Mick clamped another rod in the stinger, flipped his hood down, struck an arc, and ran another bead. In a few minutes the nervous blue glow ceased, he raised his hood and slung the spent rod from the stinger.
“It’s not the same kind of hard, Hap,” he said. “It’s not like swinging a pickaxe in August, but see, when a man puts the pickaxe down at quitting time, he’s done. He kicks back and relaxes, and he’s entitled to it because he’s working. What a housewife does isn’t hard—none of it’s hard—but it never stops. It’s all day long, every single day, and all night, too. No holidays or sick days or vacations. If the baby gets sick she stays up all night tending him, and tries not to wake up her husband because he’s working and he needs his rest. It’s not hard—it just never stops. And there’s no dignity in it.”
Hap eyed him suspiciously. “Old buddy, you ain’t turnin’ feminist on me, are you?”
“Nah.” Mick snapped his hood back down and his voice echoed from behind it as the blue arc flashed and he started another bead. “I just feel a little hollow sometimes, that’s all.”
* * *
That hollow feeling might have had something to do with what happened in the parking lot at McDonald’s the next day. It was Tuesday. They left the therapist’s office at lunchtime and Dylan kept fussing about being hungry, so Mick pulled into the burger joint just short of the expressway.
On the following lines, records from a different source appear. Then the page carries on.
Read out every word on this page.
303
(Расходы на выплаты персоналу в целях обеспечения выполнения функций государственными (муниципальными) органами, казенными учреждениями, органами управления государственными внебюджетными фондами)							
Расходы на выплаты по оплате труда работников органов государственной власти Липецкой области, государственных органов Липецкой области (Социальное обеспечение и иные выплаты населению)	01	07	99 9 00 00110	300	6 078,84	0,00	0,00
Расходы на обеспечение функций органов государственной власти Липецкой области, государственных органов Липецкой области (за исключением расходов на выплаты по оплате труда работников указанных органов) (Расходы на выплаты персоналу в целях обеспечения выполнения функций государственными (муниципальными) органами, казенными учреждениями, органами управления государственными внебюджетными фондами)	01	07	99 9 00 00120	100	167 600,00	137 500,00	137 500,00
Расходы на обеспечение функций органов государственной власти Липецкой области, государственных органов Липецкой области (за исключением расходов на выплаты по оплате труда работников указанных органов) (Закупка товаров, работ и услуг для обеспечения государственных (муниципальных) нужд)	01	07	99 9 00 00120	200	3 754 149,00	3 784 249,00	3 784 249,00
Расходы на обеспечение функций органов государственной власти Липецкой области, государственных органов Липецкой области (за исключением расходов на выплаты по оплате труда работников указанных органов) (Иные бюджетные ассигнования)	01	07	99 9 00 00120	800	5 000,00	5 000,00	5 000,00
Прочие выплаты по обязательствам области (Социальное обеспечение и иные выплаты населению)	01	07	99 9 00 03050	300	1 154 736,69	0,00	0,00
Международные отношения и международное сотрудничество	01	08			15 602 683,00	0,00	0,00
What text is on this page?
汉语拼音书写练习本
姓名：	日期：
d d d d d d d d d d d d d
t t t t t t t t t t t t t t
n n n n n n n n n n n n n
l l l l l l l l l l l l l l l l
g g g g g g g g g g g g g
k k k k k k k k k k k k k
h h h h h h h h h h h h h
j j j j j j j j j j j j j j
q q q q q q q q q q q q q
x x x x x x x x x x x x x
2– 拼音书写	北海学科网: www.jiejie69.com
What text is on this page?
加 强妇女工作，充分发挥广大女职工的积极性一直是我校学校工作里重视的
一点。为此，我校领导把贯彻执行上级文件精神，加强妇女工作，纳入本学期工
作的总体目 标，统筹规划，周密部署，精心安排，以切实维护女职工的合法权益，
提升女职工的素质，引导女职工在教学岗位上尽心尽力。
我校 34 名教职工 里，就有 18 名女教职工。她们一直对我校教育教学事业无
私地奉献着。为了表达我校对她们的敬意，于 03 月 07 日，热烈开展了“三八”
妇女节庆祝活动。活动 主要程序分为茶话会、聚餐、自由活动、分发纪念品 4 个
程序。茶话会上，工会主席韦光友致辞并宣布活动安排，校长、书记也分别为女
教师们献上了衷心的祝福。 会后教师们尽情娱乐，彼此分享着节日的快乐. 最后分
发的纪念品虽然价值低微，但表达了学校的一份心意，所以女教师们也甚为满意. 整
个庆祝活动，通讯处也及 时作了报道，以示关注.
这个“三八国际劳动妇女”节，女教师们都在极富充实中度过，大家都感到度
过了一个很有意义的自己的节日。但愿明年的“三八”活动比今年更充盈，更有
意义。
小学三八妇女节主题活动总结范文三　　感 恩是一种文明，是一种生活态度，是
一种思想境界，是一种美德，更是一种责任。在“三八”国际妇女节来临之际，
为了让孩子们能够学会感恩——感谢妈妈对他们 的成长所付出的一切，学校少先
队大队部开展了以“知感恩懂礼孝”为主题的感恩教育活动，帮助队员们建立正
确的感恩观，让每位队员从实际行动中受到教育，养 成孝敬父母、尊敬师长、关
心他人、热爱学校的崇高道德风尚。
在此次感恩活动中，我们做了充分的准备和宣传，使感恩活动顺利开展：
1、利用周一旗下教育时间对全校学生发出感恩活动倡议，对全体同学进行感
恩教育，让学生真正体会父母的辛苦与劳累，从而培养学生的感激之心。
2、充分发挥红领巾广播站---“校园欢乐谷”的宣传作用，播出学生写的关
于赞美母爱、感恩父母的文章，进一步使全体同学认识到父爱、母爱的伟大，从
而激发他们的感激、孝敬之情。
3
He was waiting in line with Dylan up on his shoulders, minding his own business, when a bunch of ironworkers came in for lunch and lined up behind him. One of them started right away mouthing off at the girl behind the counter, griping about the long line. Mick thought he recognized the voice, so he looked over his shoulder.
Sure enough, it was Randy Tewksbury, a guy he’d worked with in his crew a time or two. Tewk was a pretty good hand, but he’d always been an obnoxious pain in the butt. The last time Mick saw him was the day he fired him for cussing Mick out in front of the crew. Tewk thought he was a tough guy. He liked to play the part, wearing a confederate do-rag and sunglasses, indoors or out, and he always cut the sleeves off his T-shirt to show off his tattooed shoulders. Mick didn’t say anything at first, but about the third time Tewk popped off at the girl he could see it was getting to her, so he turned around and stared.
“Why don’t you lighten up, Tewk? It’s not her fault the place is crowded. It’s lunchtime.” Mick said it as politely as he knew how, but as soon as Tewk recognized him that smirk spread over his face and he started bobbing his head, all cocky.